The 300-pound roadside bomb ripped a hole through the bottom of his vehicle and launched it into the air.
When it crashed to the ground, the force was so great that Hootsell's chin slammed into his chest and broke his sternum - one of the hardest bones in the human body. That was just one of the many injuries he sustained.
When his wife, Brandie, got the news, doctors told her and other family members to prepare for the worst.
"The doctor told me to get to Germany as soon as possible to say goodbye," Brandie Hootsell said.
The Marine corporal was clinging to life. He broke his back and several vertebrae. Besides the cracked sternum, he also shattered a heel and suffered a spinal chord injury that forced a surgery doctors deemed a "Hail Mary."

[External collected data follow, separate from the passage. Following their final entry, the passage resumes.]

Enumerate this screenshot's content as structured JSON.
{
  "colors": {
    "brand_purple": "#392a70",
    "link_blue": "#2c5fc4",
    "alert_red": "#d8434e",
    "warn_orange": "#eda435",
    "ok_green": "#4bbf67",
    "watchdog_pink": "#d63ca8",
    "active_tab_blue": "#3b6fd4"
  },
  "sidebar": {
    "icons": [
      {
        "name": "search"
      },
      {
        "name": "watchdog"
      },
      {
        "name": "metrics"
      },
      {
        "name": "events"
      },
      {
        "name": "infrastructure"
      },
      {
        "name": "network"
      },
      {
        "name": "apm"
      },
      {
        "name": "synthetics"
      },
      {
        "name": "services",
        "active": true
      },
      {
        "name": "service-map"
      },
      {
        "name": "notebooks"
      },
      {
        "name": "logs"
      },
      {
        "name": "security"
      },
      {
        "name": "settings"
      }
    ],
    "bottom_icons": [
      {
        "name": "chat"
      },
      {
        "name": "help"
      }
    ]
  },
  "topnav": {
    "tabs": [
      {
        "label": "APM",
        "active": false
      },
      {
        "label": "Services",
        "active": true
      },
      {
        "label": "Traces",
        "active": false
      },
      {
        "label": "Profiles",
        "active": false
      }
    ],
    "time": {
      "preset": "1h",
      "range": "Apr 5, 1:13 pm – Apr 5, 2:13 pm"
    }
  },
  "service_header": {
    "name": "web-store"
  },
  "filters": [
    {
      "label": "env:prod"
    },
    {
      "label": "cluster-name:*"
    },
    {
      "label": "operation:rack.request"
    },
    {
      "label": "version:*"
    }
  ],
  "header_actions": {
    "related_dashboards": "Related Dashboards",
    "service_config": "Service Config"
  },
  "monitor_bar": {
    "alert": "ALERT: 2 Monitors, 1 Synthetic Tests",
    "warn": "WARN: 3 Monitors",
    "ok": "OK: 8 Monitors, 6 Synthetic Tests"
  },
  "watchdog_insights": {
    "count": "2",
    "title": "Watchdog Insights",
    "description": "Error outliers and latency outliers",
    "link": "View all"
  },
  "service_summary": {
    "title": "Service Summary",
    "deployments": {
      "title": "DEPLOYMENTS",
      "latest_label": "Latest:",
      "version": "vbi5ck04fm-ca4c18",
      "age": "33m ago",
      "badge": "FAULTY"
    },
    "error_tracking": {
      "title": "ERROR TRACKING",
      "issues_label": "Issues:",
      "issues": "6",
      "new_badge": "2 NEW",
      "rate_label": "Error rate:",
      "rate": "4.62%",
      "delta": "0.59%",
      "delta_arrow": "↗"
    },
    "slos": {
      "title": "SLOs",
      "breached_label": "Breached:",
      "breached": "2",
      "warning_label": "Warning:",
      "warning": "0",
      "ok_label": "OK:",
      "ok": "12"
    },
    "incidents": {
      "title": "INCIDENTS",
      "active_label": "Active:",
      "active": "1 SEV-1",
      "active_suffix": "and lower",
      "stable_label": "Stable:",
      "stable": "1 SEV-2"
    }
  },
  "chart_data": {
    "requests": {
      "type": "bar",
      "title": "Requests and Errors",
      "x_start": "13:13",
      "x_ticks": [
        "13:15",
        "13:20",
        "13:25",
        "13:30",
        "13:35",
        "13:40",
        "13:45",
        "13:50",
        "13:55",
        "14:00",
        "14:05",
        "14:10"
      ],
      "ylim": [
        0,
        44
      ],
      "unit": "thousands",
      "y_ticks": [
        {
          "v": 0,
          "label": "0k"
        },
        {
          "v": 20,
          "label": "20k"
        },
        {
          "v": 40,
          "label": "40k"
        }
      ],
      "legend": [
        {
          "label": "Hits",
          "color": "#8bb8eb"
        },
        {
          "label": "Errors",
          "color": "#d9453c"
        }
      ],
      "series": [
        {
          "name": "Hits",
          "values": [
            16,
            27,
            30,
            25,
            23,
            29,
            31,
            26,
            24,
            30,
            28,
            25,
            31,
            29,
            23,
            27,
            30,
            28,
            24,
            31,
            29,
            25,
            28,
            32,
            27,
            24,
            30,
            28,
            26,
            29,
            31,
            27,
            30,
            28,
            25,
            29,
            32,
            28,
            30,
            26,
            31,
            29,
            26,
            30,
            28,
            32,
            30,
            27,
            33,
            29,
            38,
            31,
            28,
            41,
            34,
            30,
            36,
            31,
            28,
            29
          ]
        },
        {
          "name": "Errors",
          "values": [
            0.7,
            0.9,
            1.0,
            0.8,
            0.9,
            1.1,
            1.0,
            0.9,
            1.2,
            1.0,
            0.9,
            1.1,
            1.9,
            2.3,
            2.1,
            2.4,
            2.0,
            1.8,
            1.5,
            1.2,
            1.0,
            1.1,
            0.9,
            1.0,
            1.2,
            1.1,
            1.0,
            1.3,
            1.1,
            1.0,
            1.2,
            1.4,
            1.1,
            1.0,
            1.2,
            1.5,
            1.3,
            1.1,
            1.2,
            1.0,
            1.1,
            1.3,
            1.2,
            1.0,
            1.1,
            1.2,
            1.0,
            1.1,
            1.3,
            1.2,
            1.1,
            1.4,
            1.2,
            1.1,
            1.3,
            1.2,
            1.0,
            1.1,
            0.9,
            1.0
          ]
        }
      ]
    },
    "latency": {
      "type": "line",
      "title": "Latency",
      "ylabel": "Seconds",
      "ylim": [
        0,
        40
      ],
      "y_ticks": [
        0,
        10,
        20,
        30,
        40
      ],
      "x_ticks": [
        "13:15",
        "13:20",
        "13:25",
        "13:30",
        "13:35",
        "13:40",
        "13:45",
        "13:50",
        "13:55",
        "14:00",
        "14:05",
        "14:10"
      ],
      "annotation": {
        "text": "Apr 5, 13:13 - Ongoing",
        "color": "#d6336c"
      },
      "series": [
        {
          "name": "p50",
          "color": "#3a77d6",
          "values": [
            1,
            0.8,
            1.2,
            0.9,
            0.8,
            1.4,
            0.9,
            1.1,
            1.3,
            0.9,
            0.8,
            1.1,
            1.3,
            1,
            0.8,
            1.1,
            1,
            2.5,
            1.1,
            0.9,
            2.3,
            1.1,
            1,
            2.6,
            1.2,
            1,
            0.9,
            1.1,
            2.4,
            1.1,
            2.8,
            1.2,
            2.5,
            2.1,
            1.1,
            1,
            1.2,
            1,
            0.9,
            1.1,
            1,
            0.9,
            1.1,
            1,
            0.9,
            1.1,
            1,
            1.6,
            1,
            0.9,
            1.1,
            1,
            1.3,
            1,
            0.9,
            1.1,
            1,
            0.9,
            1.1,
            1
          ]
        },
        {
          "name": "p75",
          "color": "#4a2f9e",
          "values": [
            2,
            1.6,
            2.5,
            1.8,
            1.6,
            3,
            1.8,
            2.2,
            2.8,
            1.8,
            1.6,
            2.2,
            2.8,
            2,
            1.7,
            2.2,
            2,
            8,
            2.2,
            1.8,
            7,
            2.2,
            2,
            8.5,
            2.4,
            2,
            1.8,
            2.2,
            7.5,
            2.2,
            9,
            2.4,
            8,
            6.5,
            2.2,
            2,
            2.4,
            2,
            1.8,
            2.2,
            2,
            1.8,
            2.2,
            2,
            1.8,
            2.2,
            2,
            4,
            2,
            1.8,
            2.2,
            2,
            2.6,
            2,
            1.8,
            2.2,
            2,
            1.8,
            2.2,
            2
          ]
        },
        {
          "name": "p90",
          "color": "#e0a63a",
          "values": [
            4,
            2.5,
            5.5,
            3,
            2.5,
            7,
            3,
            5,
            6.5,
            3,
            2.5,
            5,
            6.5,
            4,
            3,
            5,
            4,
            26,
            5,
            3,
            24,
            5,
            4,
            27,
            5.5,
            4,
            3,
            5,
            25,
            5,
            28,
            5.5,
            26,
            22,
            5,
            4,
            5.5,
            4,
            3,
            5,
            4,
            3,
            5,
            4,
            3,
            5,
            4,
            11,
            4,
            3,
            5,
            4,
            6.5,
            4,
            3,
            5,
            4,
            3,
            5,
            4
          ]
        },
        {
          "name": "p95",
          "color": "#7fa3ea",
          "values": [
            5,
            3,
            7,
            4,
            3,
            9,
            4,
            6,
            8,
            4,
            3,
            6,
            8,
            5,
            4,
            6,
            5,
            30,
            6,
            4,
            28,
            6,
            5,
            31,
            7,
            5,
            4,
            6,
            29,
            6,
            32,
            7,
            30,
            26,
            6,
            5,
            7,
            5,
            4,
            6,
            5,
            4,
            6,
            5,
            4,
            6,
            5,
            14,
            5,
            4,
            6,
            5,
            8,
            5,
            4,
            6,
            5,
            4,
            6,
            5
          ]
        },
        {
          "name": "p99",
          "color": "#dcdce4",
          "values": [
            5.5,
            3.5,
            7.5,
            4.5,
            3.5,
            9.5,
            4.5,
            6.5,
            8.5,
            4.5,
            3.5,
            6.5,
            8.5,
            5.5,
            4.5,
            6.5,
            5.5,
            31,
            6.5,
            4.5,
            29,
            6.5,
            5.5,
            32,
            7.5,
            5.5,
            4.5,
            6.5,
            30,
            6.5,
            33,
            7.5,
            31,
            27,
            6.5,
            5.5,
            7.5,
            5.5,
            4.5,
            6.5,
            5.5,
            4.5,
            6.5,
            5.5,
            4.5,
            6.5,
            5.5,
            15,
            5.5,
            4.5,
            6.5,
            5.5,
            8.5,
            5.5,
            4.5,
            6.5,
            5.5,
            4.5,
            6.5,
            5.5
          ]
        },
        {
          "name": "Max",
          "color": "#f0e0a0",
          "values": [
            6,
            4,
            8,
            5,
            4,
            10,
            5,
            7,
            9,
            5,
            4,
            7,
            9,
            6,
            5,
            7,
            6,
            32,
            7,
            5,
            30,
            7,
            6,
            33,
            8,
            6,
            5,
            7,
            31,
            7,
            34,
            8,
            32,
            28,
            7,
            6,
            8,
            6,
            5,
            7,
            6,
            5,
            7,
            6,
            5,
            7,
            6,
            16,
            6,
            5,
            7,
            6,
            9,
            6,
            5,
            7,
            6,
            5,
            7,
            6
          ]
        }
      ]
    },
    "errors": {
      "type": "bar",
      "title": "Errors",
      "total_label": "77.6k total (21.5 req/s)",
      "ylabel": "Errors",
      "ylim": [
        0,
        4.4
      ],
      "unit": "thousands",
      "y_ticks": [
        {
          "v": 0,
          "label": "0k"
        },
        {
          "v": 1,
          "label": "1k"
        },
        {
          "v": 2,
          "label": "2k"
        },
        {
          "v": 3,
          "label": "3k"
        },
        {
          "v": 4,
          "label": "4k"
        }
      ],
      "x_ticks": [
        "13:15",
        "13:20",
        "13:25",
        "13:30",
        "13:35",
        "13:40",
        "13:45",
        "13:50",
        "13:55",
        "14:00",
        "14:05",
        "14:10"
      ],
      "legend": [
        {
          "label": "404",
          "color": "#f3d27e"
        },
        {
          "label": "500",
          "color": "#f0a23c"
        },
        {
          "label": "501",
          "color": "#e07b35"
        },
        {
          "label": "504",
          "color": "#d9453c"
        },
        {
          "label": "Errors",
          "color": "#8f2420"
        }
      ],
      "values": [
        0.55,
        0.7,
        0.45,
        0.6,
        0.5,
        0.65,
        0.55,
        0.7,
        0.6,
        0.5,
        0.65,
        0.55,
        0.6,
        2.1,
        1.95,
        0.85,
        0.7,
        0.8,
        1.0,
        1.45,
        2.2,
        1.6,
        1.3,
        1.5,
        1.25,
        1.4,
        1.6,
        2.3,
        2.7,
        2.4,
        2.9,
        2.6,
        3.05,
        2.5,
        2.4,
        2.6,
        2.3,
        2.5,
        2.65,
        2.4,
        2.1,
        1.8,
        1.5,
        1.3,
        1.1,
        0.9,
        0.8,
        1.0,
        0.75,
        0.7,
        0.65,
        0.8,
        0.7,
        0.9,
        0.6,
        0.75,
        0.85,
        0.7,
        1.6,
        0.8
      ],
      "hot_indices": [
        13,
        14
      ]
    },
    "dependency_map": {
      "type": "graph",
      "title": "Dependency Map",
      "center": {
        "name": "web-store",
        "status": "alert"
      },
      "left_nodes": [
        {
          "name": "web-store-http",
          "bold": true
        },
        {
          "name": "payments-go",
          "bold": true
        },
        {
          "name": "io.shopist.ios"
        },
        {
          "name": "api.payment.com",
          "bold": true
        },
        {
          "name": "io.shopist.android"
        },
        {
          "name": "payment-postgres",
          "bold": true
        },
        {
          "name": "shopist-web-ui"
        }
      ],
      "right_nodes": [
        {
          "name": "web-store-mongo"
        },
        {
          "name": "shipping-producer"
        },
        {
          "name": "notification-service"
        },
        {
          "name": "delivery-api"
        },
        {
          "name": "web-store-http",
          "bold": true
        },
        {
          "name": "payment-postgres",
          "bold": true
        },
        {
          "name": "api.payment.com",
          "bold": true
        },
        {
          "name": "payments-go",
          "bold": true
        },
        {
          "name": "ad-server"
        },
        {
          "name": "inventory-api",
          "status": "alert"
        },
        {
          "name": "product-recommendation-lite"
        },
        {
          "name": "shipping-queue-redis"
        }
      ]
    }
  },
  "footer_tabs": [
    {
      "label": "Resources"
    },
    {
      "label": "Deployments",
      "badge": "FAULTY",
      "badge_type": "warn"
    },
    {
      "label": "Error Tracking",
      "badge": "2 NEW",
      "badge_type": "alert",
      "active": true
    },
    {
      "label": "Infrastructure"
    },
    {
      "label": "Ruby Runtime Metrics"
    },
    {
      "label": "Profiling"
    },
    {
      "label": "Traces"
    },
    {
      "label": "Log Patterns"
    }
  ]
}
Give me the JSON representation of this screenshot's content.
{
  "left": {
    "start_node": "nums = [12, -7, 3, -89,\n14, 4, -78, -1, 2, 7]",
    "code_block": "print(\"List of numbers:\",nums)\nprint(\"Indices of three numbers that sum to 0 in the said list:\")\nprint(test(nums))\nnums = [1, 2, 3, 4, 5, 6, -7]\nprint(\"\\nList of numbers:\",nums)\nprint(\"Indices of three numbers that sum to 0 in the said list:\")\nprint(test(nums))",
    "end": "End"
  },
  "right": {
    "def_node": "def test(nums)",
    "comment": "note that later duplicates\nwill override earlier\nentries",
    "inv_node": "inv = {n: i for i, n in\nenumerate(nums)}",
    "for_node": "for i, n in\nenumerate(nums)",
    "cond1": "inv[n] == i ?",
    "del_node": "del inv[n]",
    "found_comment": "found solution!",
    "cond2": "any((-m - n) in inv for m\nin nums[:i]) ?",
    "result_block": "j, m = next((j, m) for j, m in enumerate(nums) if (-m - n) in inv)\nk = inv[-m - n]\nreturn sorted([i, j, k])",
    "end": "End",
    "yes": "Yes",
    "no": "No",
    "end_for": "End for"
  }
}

Only one percent of patients survive the surgery Hootsell endured, but he beat the odds. And now his death-defying service is being rewarded.
On June 6, the Hootsells were treated to the surprise of a lifetime. They were told they were going to be interviewed as candidates in the Operation Finally Home program.
"We thought we were doing an interview," John said.
"They surprised us," Brandie added.
The Hootsells were greeted by more than 100 residents and contractors all cheering, welcoming them to what will be their new home in the Trails of Fossil Creek subdivision in Fort Worth.
Thanks to Operation Finally Home and a national home builder John and Brandie have broken ground on a new chapter in their lives.
They'll be moving into a custom-built, mortgage-free home.
"[To] finally get a home, and we don't have to pay for it, it's amazing," John said.
Operation Finally Home Vice President Daniel Vargas said the Hootsells' home will be the first of many to come in the Dallas-Fort Worth area.
Construction is set to begin in early July and the home is expected to be completed in late October or early November.
"This is a community that's come out and says, 'We want to welcome them home,'" Vargas said. "'We want to help with their recovery. We want to thank them for what they've sacrificed.'"
And after having nearly paid the ultimate sacrifice, Hootsell said he's thrilled to begin re-building his life in his new home.